Serious business

‘Round these parts, Christian churches of every stripe still sport roadside signs with changeable lettering, offering challenges to passers-by that are often corny but now and then actually inspiring.  The one I spied yesterday gave me a handle on thinking about doing business in these questionable times.

“The serious business of heaven,” it said, “is joy.”

This remarkable statement points to several things.  For one thing, grounded as we are in material greed, we seldom think of serious business and joy as having any relation at all.  These human experiences exist poles apart in our accustomed perspective.  For another, the statement suggests that heaven is involved in a continuing purpose, and not simply out there gloating.  And most importantly, the idea opens up to us the possibility that, like heaven, we can make joy our own serious business.

Possibly, this is the change we are beginning to realize.  Maybe the economic deflation can help us to reorient our purposes.  What if, as you go through your work day, you take the creation and realization of joy as your sole inspiration?  What if we learn to measure success by the quality of our emotions?  What if the richest person is the one who spreads the most joy?

Of course, changing to a new standard is a complex thing.  We’ve been so oppressed by the almighty dollar that most of us seldom experience natural joy.  We may be hard pressed to define it.  We may mistakenly think that material abundance equals joy, because we’ve never ventured beyond our lust and cravings.  To move to a standard of joy is to undertake a vision quest, to commit to nothing less than perfection.

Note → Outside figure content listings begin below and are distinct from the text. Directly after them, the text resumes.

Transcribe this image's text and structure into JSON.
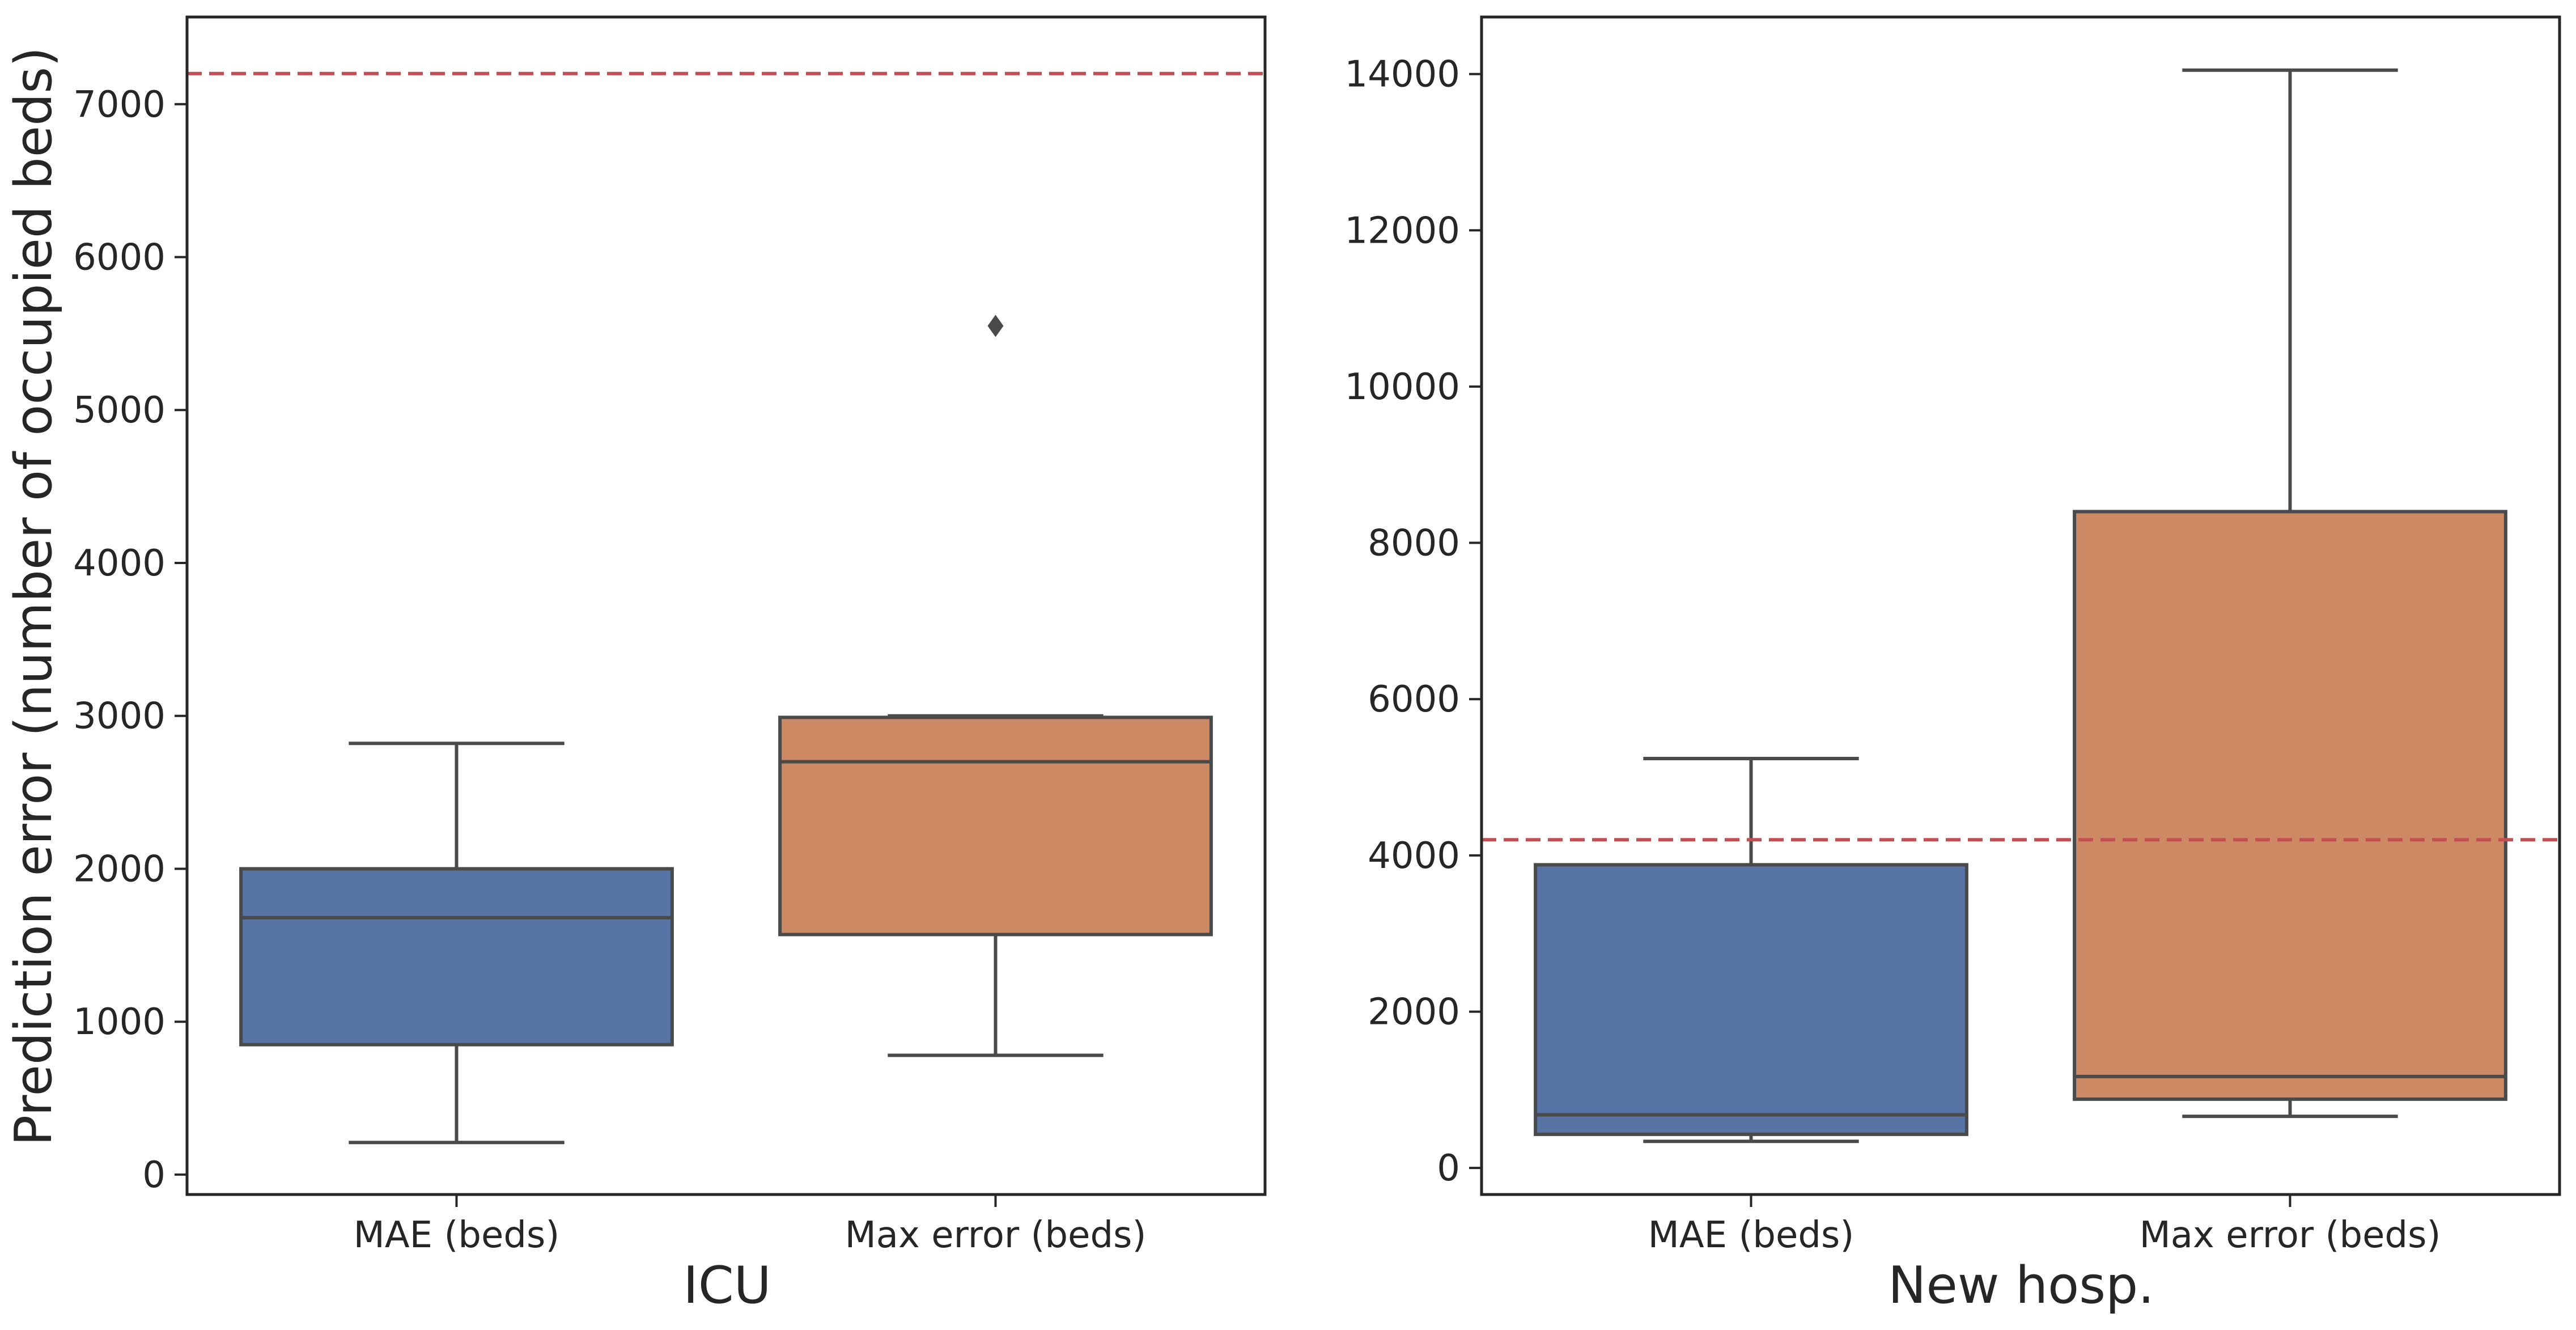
{
  "chart_data": [
    {
      "type": "box",
      "title": "",
      "xlabel": "ICU",
      "ylabel": "Prediction error (number of occupied beds)",
      "categories": [
        "MAE (beds)",
        "Max error (beds)"
      ],
      "ylim": [
        -130,
        7570
      ],
      "yticks": [
        0,
        1000,
        2000,
        3000,
        4000,
        5000,
        6000,
        7000
      ],
      "reference_line": 7200,
      "boxes": [
        {
          "name": "MAE (beds)",
          "whisker_low": 210,
          "q1": 850,
          "median": 1680,
          "q3": 2000,
          "whisker_high": 2820,
          "outliers": [],
          "color": "#5874a5"
        },
        {
          "name": "Max error (beds)",
          "whisker_low": 780,
          "q1": 1570,
          "median": 2700,
          "q3": 2990,
          "whisker_high": 3000,
          "outliers": [
            5550
          ],
          "color": "#cc8963"
        }
      ]
    },
    {
      "type": "box",
      "title": "",
      "xlabel": "New hosp.",
      "ylabel": "",
      "categories": [
        "MAE (beds)",
        "Max error (beds)"
      ],
      "ylim": [
        -340,
        14730
      ],
      "yticks": [
        0,
        2000,
        4000,
        6000,
        8000,
        10000,
        12000,
        14000
      ],
      "reference_line": 4200,
      "boxes": [
        {
          "name": "MAE (beds)",
          "whisker_low": 340,
          "q1": 430,
          "median": 680,
          "q3": 3880,
          "whisker_high": 5240,
          "outliers": [],
          "color": "#5874a5"
        },
        {
          "name": "Max error (beds)",
          "whisker_low": 660,
          "q1": 880,
          "median": 1170,
          "q3": 8400,
          "whisker_high": 14050,
          "outliers": [],
          "color": "#cc8963"
        }
      ]
    }
  ],
  "colors": {
    "axis": "#262626",
    "box_edge": "#4a4a4a",
    "reference_line": "#c44e52"
  }
}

So the question becomes, how can I find my joy?  Where do I look, and how do I recognize it?  How do I pay the bills if my focus is on joy and not on money?  These are certainly practical considerations, and I intend to study them here over the next few weeks.  My writings are often heavily philosophical, and it’s likely that readers seek more specificity.  I know I do.  The bigger picture always comes clear to me far before the details emerge; but plans mean nothing unless they’re implemented.  So I invite you to tag along with me as we ferret out the means by which we can re-invent the meaning of commerce in our turbulent world.